Adult beetles collected from oilseed rape on the Rothamsted farm in April 2019 (GPS 51.8093°, -0.3548°).
Next Generation Sequencing
i) Illumina Hi-C sequencing 150 bp paired end data:
709,616,444 reads and 182x coverage.
ii) PacBio HiFi data, of mean read length 15,048, total reads 1,046,296, read length N50 16,775, and total bases 15,745,006,744. DNA was extracted using the MagAttract kit (3000ng gDNA).
Non-sexed single-individual used for PacBio HiFi (University of Delaware, USA) and multi-individual for Hi-C Illumina sequencing (Arima Genomics USA). Hifiasm was used to assemble the PacBio HiFi, with Juicer and 3d-dna and Hi-C data used for chromosome level assembly. Haplotigs were removed (purge_haplotigs). Manual curation was done to bring the genome together and check for miss-assemblies. Unmapped reads were mapped back to the original assembly to check for missing sequence and incorporated into the final assembly. Error correction was done with Hi-C data using freebayes and using only homozygous mutations.

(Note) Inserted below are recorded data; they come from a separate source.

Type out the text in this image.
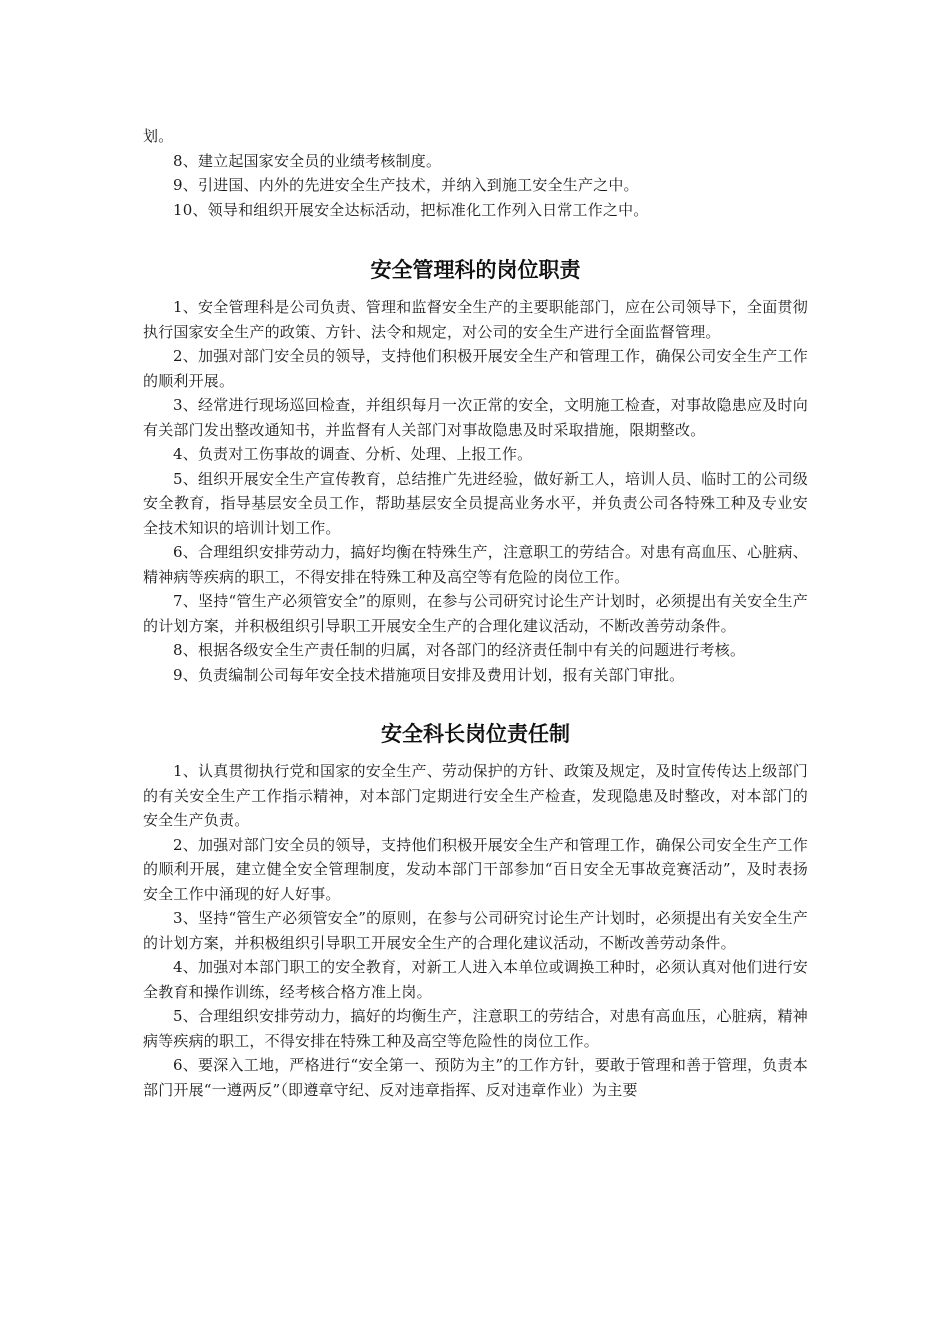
划。

8、建立起国家安全员的业绩考核制度。

9、引进国、内外的先进安全生产技术，并纳入到施工安全生产之中。

10、领导和组织开展安全达标活动，把标准化工作列入日常工作之中。

安全管理科的岗位职责

1、安全管理科是公司负责、管理和监督安全生产的主要职能部门，应在公司领导下，全面贯彻执行国家安全生产的政策、方针、法令和规定，对公司的安全生产进行全面监督管理。

2、加强对部门安全员的领导，支持他们积极开展安全生产和管理工作，确保公司安全生产工作的顺利开展。

3、经常进行现场巡回检查，并组织每月一次正常的安全，文明施工检查，对事故隐患应及时向有关部门发出整改通知书，并监督有人关部门对事故隐患及时采取措施，限期整改。

4、负责对工伤事故的调查、分析、处理、上报工作。

5、组织开展安全生产宣传教育，总结推广先进经验，做好新工人，培训人员、临时工的公司级安全教育，指导基层安全员工作，帮助基层安全员提高业务水平，并负责公司各特殊工种及专业安全技术知识的培训计划工作。

6、合理组织安排劳动力，搞好均衡在特殊生产，注意职工的劳结合。对患有高血压、心脏病、精神病等疾病的职工，不得安排在特殊工种及高空等有危险的岗位工作。

7、坚持“管生产必须管安全”的原则，在参与公司研究讨论生产计划时，必须提出有关安全生产的计划方案，并积极组织引导职工开展安全生产的合理化建议活动，不断改善劳动条件。

8、根据各级安全生产责任制的归属，对各部门的经济责任制中有关的问题进行考核。

9、负责编制公司每年安全技术措施项目安排及费用计划，报有关部门审批。

安全科长岗位责任制

1、认真贯彻执行党和国家的安全生产、劳动保护的方针、政策及规定，及时宣传传达上级部门的有关安全生产工作指示精神，对本部门定期进行安全生产检查，发现隐患及时整改，对本部门的安全生产负责。

2、加强对部门安全员的领导，支持他们积极开展安全生产和管理工作，确保公司安全生产工作的顺利开展，建立健全安全管理制度，发动本部门干部参加“百日安全无事故竞赛活动”，及时表扬安全工作中涌现的好人好事。

3、坚持“管生产必须管安全”的原则，在参与公司研究讨论生产计划时，必须提出有关安全生产的计划方案，并积极组织引导职工开展安全生产的合理化建议活动，不断改善劳动条件。

4、加强对本部门职工的安全教育，对新工人进入本单位或调换工种时，必须认真对他们进行安全教育和操作训练，经考核合格方准上岗。

5、合理组织安排劳动力，搞好的均衡生产，注意职工的劳结合，对患有高血压，心脏病，精神病等疾病的职工，不得安排在特殊工种及高空等危险性的岗位工作。

6、要深入工地，严格进行“安全第一、预防为主”的工作方针，要敢于管理和善于管理，负责本部门开展“一遵两反”（即遵章守纪、反对违章指挥、反对违章作业）为主要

RNA-seq transcriptome (BUSCO: C:98.8%[S:47.6%,D:51.2%],F:0.7%,M:0.5%), PRJNA223353 (adult), and PRJEB1765 (larval stages as well as untreated and immunized beetles (injected with different bacteria and yeast)), which were used in the Maker2 annotation pipeline with trained Augustus and Genemark gene predictors. PASA was used to update the gene models to add UTR, correct existing models and add isoforms. Non-coding RNA was annotated using infernal v1.1.4.
A Pfam genomic track was created by converting to six reading frames and utilizing hmmer to identify loci of interest i.e. P450 pfam domains on the genome. Using this information, loci of interest including UDP, P450, and ABC gene models were found and curated using mapped RNA-seq and a Maker gene annotation.